The 2014-2015 PGR will be in place for at least the next two years, maybe longer given the difficulties it faces. There are a lot of young people who will be influenced by it. If you have been invited to serve as an evaluator for 2014-2015, please consider taking a pass on filling out the survey. If enough of you do so, the PGR will at minimum have to reform its methodology.
Given the recent and continuing publicity surrounding the PGR, it’s also important to consider how it may be used against the interests of philosophers. Faculty members from other disciplines are already discussing its flaws on the web. This will only increase as the dispute within philosophy about the PGR intensifies. The cat is out of the bag. Those who try to use this flawed ranking system will soon be challenged by savvy chairs in other departments, either directly or behind closed doors in discussions with deans and provosts. We should try to avoid the embarrassment of having people outside of philosophy, especially those who are familiar with survey methodologies and related data collection, discover our support for such a compromised ranking system. Taking a pass on this year’s PGR is not only the right thing to do, it is prudent. But only you, the invited evaluators, get to decide whether the PGR is too flawed to endorse by filling out your surveys. The rest of us have no say whatsoever in this decision.

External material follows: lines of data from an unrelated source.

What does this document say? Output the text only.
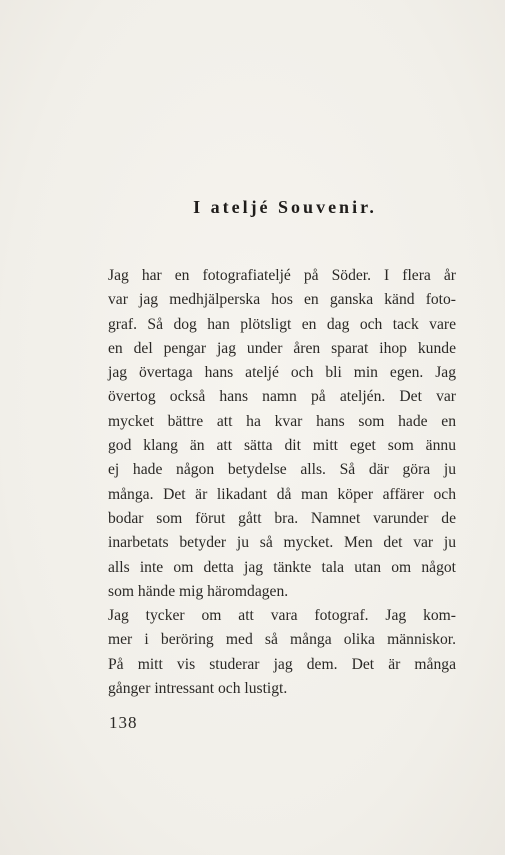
I ateljé Souvenir.

Jag har en fotografiateljé på Söder. I flera år
var jag medhjälperska hos en ganska känd foto-
graf. Så dog han plötsligt en dag och tack vare
en del pengar jag under åren sparat ihop kunde
jag övertaga hans ateljé och bli min egen. Jag
övertog också hans namn på ateljén. Det var
mycket bättre att ha kvar hans som hade en
god klang än att sätta dit mitt eget som ännu
ej hade någon betydelse alls. Så där göra ju
många. Det är likadant då man köper affärer och
bodar som förut gått bra. Namnet varunder de
inarbetats betyder ju så mycket. Men det var ju
alls inte om detta jag tänkte tala utan om något
som hände mig häromdagen.

Jag tycker om att vara fotograf. Jag kom-
mer i beröring med så många olika människor.
På mitt vis studerar jag dem. Det är många
gånger intressant och lustigt.

138
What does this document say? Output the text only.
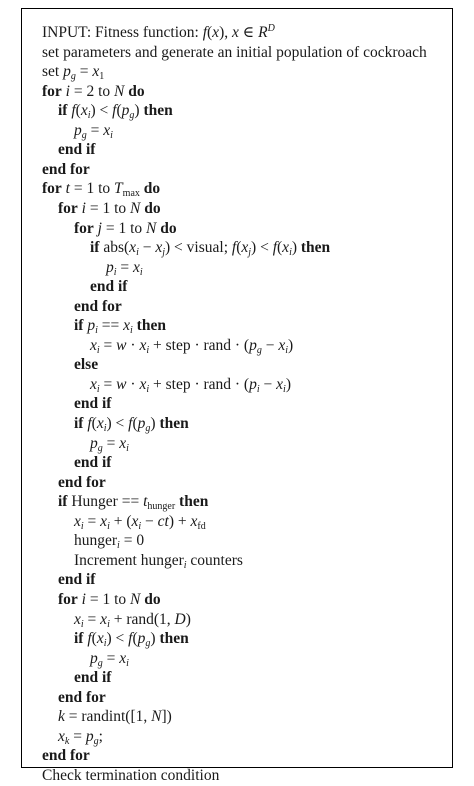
INPUT: Fitness function: f(x), x ∈ $R^D$
set parameters and generate an initial population of cockroach
set $p_g = x_1$
for i = 2 to N do
if $f(x_i) < f(p_g)$ then
$p_g = x_i$
end if
end for
for t = 1 to $T_{max}$ do
for i = 1 to N do
for j = 1 to N do
if $abs(x_i - x_j)$ < visual; $f(x_j) < f(x_i)$ then
$p_i = x_i$
end if
end for
if $p_i == x_i$ then
$x_i = w \cdot x_i$ + step · rand · $(p_g - x_i)$
else
$x_i = w \cdot x_i$ + step · rand · $(p_i - x_i)$
end if
if $f(x_i) < f(p_g)$ then
$p_g = x_i$
end if
end for
if Hunger == $t_{hunger}$ then
$x_i = x_i + (x_i - ct) + x_{fd}$
hunger$_i$ = 0
Increment hunger$_i$ counters
end if
for i = 1 to N do
$x_i = x_i$ + rand(1, D)
if $f(x_i) < f(p_g)$ then
$p_g = x_i$
end if
end for
k = randint([1, N])
$x_k = p_g$;
end for
Check termination condition
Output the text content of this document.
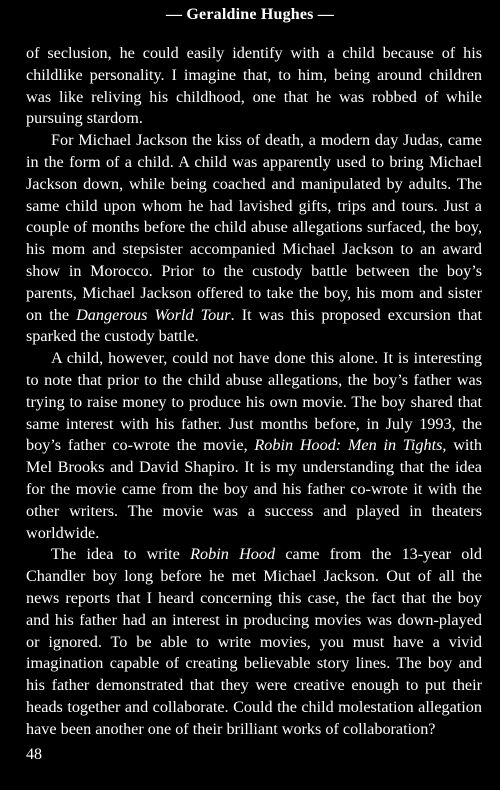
— Geraldine Hughes —

of seclusion, he could easily identify with a child because of his childlike personality. I imagine that, to him, being around children was like reliving his childhood, one that he was robbed of while pursuing stardom.

For Michael Jackson the kiss of death, a modern day Judas, came in the form of a child. A child was apparently used to bring Michael Jackson down, while being coached and manipulated by adults. The same child upon whom he had lavished gifts, trips and tours. Just a couple of months before the child abuse allegations surfaced, the boy, his mom and stepsister accompanied Michael Jackson to an award show in Morocco. Prior to the custody battle between the boy’s parents, Michael Jackson offered to take the boy, his mom and sister on the Dangerous World Tour. It was this proposed excursion that sparked the custody battle.

A child, however, could not have done this alone. It is interesting to note that prior to the child abuse allegations, the boy’s father was trying to raise money to produce his own movie. The boy shared that same interest with his father. Just months before, in July 1993, the boy’s father co-wrote the movie, Robin Hood: Men in Tights, with Mel Brooks and David Shapiro. It is my understanding that the idea for the movie came from the boy and his father co-wrote it with the other writers. The movie was a success and played in theaters worldwide.

The idea to write Robin Hood came from the 13-year old Chandler boy long before he met Michael Jackson. Out of all the news reports that I heard concerning this case, the fact that the boy and his father had an interest in producing movies was down-played or ignored. To be able to write movies, you must have a vivid imagination capable of creating believable story lines. The boy and his father demonstrated that they were creative enough to put their heads together and collaborate. Could the child molestation allegation have been another one of their brilliant works of collaboration?

48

1) In this post I purposely sought to keep the statistics as simple and straightforward as possible in order to raise basic questions about imbalances and sampling size in the current PGR. Gregory Wheeler has a nice series on some of the more in-depth statistical work in “Choice & Inference.” See the series and concluding piece, “Two Reasons for Abolishing the PGR.”
2) If there is available public content regarding changes to the PGR that I have missed, I’d be grateful for a pointer in that direction. As far as I know, no fundamental change is taking place in the 2014-2015 PGR.
3) I have calculated the number of evaluators in the different categories as best I could from the information available to me. Any errors, to the best of my knowledge, are small enough that the case I make here stands in any event.
*A portion of this post originally appeared on UP@NIGHT, October 19, 2014, in a series of pieces dealing with rankings and the Philosophical Gourmet Report.
** Leiter’s words announcing the second poll, “So here's a different poll service, which in the past has done better at blocking strategic voting. Here it is. Rank "Yes" #1 if you want the 2014 PGR to go forward; rank "No" #1 if you do not want it to go forward. We'll see how the two come out.” I can’t find anything on his blog about the poll after this. If there is a public response Leiter made to the negative outcome, I would like to hear about it.